Post-discharge anthropometry (at day 90) = HIV-related ME(q) + anthropometry at discharge + age at discharge + sex + (1|site)+ u (3.0)
where post-discharge anthropometry (MUAC, WAZ, WHZ and HAZ) is the anthropometric measurement at day 90 after hospitalisation; HIV-related ME(q) is the eigenprotein of HIV-related protein modules identified using equation 2.0 above; anthropometry at discharge is the baseline anthropometric indices taken upon hospital discharge; site is the random effect of the model and u is the error term.
Candidate hub proteins of anthropometry-associated modules were determined by the correlation between the absolute effect size of protein-anthropometry significance and intra-modular connectivity.
Pathways linking HIV, proteome and post-discharge anthropometry using structural equation modelling
We examined pathway(s) linking HIV to 90-day post-discharge anthropometry using structural equation modelling (SEM). Simple linear regression models were built to assess the effect of HIV on 90-day post-discharge anthropometry based on our hypothesised base path model (Supplementary Figure 2). The primary exogenous and endogenous variables in the SEMs were HIV status and 90-day post-discharge anthropometry, respectively, adjusting for baseline anthropometry. Other variables included HIV-related protein modules significantly associated with 90-day post-discharge anthropometry, baseline anthropometry at discharge, age at discharge, sex and site of recruitment.
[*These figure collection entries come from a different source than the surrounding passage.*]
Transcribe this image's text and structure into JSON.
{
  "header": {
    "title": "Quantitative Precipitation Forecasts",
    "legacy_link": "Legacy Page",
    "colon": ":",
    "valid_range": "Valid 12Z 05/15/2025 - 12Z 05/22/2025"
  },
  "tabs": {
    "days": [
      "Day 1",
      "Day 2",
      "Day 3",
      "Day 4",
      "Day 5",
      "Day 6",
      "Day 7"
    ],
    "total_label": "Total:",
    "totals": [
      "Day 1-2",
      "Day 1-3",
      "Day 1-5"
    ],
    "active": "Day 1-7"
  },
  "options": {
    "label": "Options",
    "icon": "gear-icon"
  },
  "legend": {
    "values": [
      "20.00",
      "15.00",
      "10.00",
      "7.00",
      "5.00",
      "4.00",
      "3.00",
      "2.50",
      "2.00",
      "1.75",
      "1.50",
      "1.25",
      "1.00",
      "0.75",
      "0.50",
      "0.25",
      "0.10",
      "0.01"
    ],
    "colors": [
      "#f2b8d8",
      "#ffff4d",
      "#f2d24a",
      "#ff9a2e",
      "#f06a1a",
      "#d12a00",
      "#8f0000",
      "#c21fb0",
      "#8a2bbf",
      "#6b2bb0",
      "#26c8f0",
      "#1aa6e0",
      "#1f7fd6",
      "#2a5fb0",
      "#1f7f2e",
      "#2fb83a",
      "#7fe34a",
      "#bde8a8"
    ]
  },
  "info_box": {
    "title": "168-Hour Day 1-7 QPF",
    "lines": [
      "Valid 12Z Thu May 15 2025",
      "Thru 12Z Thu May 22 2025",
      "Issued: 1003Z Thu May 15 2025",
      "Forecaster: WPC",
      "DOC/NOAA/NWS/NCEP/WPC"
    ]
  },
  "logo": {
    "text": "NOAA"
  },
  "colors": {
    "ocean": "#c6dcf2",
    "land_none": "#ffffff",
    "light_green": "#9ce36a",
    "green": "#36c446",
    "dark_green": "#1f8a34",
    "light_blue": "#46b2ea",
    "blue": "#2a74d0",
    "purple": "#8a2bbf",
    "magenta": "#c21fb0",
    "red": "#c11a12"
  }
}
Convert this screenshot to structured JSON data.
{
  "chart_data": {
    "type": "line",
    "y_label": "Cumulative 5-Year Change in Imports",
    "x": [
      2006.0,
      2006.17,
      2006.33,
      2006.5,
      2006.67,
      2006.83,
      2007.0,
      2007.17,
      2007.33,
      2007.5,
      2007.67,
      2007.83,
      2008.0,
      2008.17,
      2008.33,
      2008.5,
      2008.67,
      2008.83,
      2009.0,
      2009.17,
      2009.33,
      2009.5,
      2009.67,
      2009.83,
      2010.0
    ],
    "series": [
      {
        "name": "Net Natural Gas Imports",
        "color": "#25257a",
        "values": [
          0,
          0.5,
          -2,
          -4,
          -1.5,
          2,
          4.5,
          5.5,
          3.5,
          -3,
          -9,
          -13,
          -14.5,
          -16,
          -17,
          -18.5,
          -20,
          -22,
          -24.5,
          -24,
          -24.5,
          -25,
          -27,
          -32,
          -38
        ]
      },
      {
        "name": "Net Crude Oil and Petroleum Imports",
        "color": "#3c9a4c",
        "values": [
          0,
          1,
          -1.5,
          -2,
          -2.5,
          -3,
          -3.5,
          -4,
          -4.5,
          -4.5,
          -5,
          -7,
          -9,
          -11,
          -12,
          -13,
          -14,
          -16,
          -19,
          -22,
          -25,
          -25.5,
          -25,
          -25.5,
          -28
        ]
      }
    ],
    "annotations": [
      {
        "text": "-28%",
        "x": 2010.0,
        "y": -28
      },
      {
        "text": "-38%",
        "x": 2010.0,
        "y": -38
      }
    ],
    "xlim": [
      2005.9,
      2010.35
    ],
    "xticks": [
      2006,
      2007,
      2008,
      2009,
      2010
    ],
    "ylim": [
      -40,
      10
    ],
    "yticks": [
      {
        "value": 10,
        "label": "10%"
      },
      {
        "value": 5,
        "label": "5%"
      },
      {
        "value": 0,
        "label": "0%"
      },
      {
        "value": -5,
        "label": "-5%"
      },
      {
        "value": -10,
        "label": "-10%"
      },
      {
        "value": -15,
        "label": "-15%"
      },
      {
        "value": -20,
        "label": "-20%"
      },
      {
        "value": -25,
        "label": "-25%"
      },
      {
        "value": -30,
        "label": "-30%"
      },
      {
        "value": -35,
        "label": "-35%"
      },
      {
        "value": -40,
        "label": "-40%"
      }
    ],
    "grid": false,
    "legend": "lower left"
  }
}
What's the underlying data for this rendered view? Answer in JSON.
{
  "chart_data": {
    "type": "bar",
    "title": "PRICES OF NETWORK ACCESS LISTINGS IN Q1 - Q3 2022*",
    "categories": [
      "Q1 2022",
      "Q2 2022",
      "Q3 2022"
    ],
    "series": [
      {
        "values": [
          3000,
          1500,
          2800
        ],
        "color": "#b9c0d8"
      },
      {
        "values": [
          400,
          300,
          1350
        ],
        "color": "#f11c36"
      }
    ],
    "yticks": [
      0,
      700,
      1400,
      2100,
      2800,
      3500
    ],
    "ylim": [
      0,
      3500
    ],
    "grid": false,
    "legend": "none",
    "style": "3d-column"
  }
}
SEM models included children with missing 90-day post-discharge anthropometry thus, coefficients were estimated using full information maximum likelihood estimator (FIML), accounting for missing observations33. This was implemented in the lavaan34 package in R using the sem function. Standardised path coefficients were used to assess the relationship between exogenous and endogenous variables. Associations with significance levels <0.05 were considered important.
Model fits for the SEM were evaluated using the Chi-square (χ2) test statistic, with a p-value > 0.05 indicating no significant difference between the hypothesized and the fitted models. This implies that the conceptualized model potentially describes a true relationship under investigation in the general population. Other model fit metrics included the comparative fit index (CFI, where CFI > 0.90 indicates good model fit), root mean square error for approximation (RMSEA, < 0.06 represents good fit, < 0.09 reasonable fit) or standardised root mean squared residual (SRMR, < 0.06 represents good fit)35. Supplementary File S2 summarises model parameter estimates and fit measures. A general analysis workflow of the present study is shown in Supplementary Figure 3.